Two diplomats are also likely to be called to testify this week: Kurt Volker, the special envoy to Ukraine who resigned on Friday, and Marie Yovanovitch, who was pulled from her post as ambassador in Kyiv last May in what was widely seen as a political hit job.

At the core of the impeachment battle is Trump’s push to coerce the Ukraine government to investigate conspiracy theories relating to top Democrats. According to the nine-page complaint filed by the whistleblower, an unidentified member of the intelligence services, “the president of the United States is using the power of his office to solicit interference from a foreign country in the 2020 US election”.

Trump is accused of seeking dirt that would show that Biden acted corruptly in 2016 in his role as vice-president by pressuring Ukraine to fire its chief prosecutor. According to the Trump narrative, the prosecutor was targeted because he was investigating a Ukrainian company on whose board sat Biden’s son Hunter.

In fact, Biden was one of many European and western leaders who wanted the prosecutor gone because he was failing to tackle corruption. Former chief prosecutor Yuriy Lutsenko repeated to the Los Angeles Times on Sunday his view that no wrongdoing by either Biden has been found.

One of the most highly charged decisions facing Democrats will be whether to call Giuliani to testify. Asked by ABC if he would appear, Giuliani said he would “consider” it, but only if Schiff were removed.

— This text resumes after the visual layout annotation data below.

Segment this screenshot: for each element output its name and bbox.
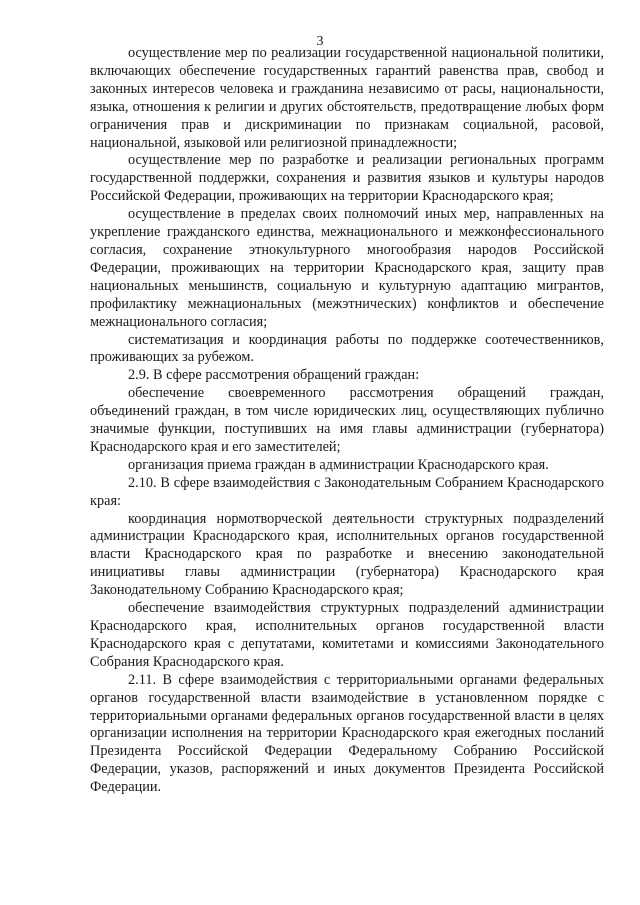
paragraph-lawmaking-coordination: координация нормотворческой деятельности структурных подразделений администрации Краснодарского края, исполнительных органов государственной власти Краснодарского края по разработке и внесению законодательной инициативы главы администрации (губернатора) Краснодарского края Законодательному Собранию Краснодарского края; bbox=[90, 510, 604, 599]
section-heading-2-9: 2.9. В сфере рассмотрения обращений граждан: bbox=[128, 367, 420, 384]
paragraph-appeals-review: обеспечение своевременного рассмотрения обращений граждан, объединений граждан, в том числе юридических лиц, осуществляющих публично значимые функции, поступивших на имя главы администрации (губернатора) Краснодарского края и его заместителей; bbox=[90, 385, 604, 455]
section-heading-2-10: 2.10. В сфере взаимодействия с Законодательным Собранием Краснодарского края: bbox=[90, 474, 604, 509]
paragraph-citizen-reception: организация приема граждан в администрации Краснодарского края. bbox=[128, 456, 549, 473]
paragraph-civic-unity: осуществление в пределах своих полномочий иных мер, направленных на укрепление гражданского единства, межнационального и межконфессионального согласия, сохранение этнокультурного многообразия народов Российской Федерации, проживающих на территории Краснодарского края, защиту прав национальных меньшинств, социальную и культурную адаптацию мигрантов, профилактику межнациональных (межэтнических) конфликтов и обеспечение межнационального согласия; bbox=[90, 206, 604, 330]
section-2-11-federal-bodies: 2.11. В сфере взаимодействия с территориальными органами федеральных органов государственной власти взаимодействие в установленном порядке с территориальными органами федеральных органов государственной власти в целях организации исполнения на территории Краснодарского края ежегодных посланий Президента Российской Федерации Федеральному Собранию Российской Федерации, указов, распоряжений и иных документов Президента Российской Федерации. bbox=[90, 671, 604, 796]
paragraph-compatriots: систематизация и координация работы по поддержке соотечественников, проживающих за рубежом. bbox=[90, 331, 604, 366]
paragraph-deputies-interaction: обеспечение взаимодействия структурных подразделений администрации Краснодарского края, исполнительных органов государственной власти Краснодарского края с депутатами, комитетами и комиссиями Законодательного Собрания Краснодарского края. bbox=[90, 600, 604, 670]
page-number: 3 bbox=[316, 34, 324, 49]
paragraph-national-policy: осуществление мер по реализации государственной национальной политики, включающих обеспечение государственных гарантий равенства прав, свобод и законных интересов человека и гражданина независимо от расы, национальности, языка, отношения к религии и других обстоятельств, предотвращение любых форм ограничения прав и дискриминации по признакам социальной, расовой, национальной, языковой или религиозной принадлежности; bbox=[90, 45, 604, 151]
document-body bbox=[90, 45, 604, 797]
paragraph-regional-programs: осуществление мер по разработке и реализации региональных программ государственной поддержки, сохранения и развития языков и культуры народов Российской Федерации, проживающих на территории Краснодарского края; bbox=[90, 152, 604, 205]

“I wouldn’t cooperate with Adam Schiff,” the former mayor said. “I think Adam Schiff should be removed. If they remove Adam Schiff, if they put a neutral person who hasn’t prejudged the case …”

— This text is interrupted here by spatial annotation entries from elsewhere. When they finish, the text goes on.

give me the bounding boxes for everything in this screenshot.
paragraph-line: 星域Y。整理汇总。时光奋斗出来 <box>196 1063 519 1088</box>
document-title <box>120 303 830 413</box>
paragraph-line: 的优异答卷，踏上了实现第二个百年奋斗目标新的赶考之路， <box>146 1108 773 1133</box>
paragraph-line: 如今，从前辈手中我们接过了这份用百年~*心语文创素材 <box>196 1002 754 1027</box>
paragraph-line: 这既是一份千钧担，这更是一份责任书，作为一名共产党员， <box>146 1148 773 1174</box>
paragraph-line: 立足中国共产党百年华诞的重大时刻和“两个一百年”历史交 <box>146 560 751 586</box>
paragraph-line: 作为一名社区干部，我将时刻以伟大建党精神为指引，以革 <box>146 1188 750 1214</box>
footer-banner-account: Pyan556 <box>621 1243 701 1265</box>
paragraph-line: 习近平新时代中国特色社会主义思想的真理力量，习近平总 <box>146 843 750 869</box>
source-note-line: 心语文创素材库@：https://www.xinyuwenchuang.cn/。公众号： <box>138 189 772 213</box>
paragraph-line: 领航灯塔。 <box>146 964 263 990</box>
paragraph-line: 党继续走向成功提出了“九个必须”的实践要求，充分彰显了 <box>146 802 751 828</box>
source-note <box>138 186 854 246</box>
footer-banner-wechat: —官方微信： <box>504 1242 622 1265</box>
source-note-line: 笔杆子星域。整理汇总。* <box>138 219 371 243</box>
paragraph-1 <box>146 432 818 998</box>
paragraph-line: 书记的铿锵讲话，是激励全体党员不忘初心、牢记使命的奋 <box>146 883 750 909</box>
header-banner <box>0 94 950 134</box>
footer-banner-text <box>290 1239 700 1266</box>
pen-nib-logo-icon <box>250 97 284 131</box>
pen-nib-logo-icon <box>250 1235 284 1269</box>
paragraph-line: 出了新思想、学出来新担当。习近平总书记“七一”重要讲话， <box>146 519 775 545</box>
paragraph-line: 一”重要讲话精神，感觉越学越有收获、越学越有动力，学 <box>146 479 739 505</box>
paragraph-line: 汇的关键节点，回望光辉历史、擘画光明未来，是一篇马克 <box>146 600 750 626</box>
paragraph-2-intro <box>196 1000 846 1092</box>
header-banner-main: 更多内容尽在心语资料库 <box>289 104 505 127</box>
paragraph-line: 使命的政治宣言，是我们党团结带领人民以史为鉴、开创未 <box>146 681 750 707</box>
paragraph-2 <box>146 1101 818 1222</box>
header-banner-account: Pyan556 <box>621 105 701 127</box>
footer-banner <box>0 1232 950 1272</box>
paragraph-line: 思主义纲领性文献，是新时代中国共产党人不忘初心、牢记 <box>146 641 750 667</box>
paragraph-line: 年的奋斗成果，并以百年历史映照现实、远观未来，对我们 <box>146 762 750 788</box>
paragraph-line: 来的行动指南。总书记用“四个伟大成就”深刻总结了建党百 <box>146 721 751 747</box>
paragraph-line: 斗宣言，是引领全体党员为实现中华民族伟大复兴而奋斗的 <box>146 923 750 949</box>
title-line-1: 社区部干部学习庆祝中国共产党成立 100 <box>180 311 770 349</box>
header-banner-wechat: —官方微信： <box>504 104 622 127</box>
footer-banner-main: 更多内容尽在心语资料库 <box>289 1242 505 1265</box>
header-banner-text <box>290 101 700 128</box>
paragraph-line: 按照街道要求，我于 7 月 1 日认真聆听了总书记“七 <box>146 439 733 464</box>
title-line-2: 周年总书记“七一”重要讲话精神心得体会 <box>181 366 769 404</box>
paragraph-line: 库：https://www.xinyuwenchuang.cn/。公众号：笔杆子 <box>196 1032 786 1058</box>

Schiff said the decision on Giuliani would be made “down the road”.

Giuliani reserved his harshest words for the whistleblower and Biden. The “so-called whistleblower”, a denigrating description that has become a Trump staple, had he claimed said “five things that were totally false. I’m not saying he was false, he could have heard it wrong – that’s why it’s hearsay.”

The Trump circle is accusing the whistleblower of hearsay because he was not present for the 25 July phone call between Trump and the Ukrainian president, Volodymyr Zelenskiy, in which Trump said the now notorious words: “I want you to do us a favor though.” In fact, the whistleblower’s complaint is not hearsay – following protocol it draws on eyewitness accounts by direct participants.

Adam Schiff speaks in a hearing this week. Photograph: Shawn Thew/EPA

Regardless, Jim Jordan, a pugnacious congressman from Ohio, told CNN’s State of the Union: “This individual had no firsthand knowledge, he heard something from somebody.”

In a feisty exchange, host Jake Tapper said: “The president was pushing the president of Ukraine to investigate a political rival. I cannot believe that is OK with you.”

Jordan replied: “It is not OK, but he didn’t do that.”

Stephen Miller, Trump’s far-right senior adviser, told Fox News Sunday the complaint was a “little Nancy Drew novel” and the whistleblower a member of the “deep state” – another Trump conspiracy theory.

In fact, the whistleblower’s complaint was found to “appear credible” by the inspector general, who was appointed by Trump.

Fox News Sunday also reported that Giuliani “was not the only attorney trying to get damaging information on Joe Biden from Ukrainian officials”. Citing an anonymous US official, the report said two more lawyers, Joe DiGenova and his wife Victoria Toensing, worked with Giuliani “off the books” on Ukraine, meaning only Trump knows what they did.

Trump appears to be losing the appeal to public opinion. A new CBS News poll found that 55% of Americans approve of the decision to open an impeachment inquiry. But the poll suggests Democrats have work to do. Only 42% said they thought Trump deserved to be impeached, with 36% saying he did not and 22% undecided.

Schiff told ABC: “The president of the United States used the full weight of his office to try and coerce [Ukraine] to manufacture dirt on his opponent and interfere with our election.”

Senator Cory Booker told CNN Trump acted “less like the leader of the free world and more like a dictator or thug in using American power to pursue his own personal gain”.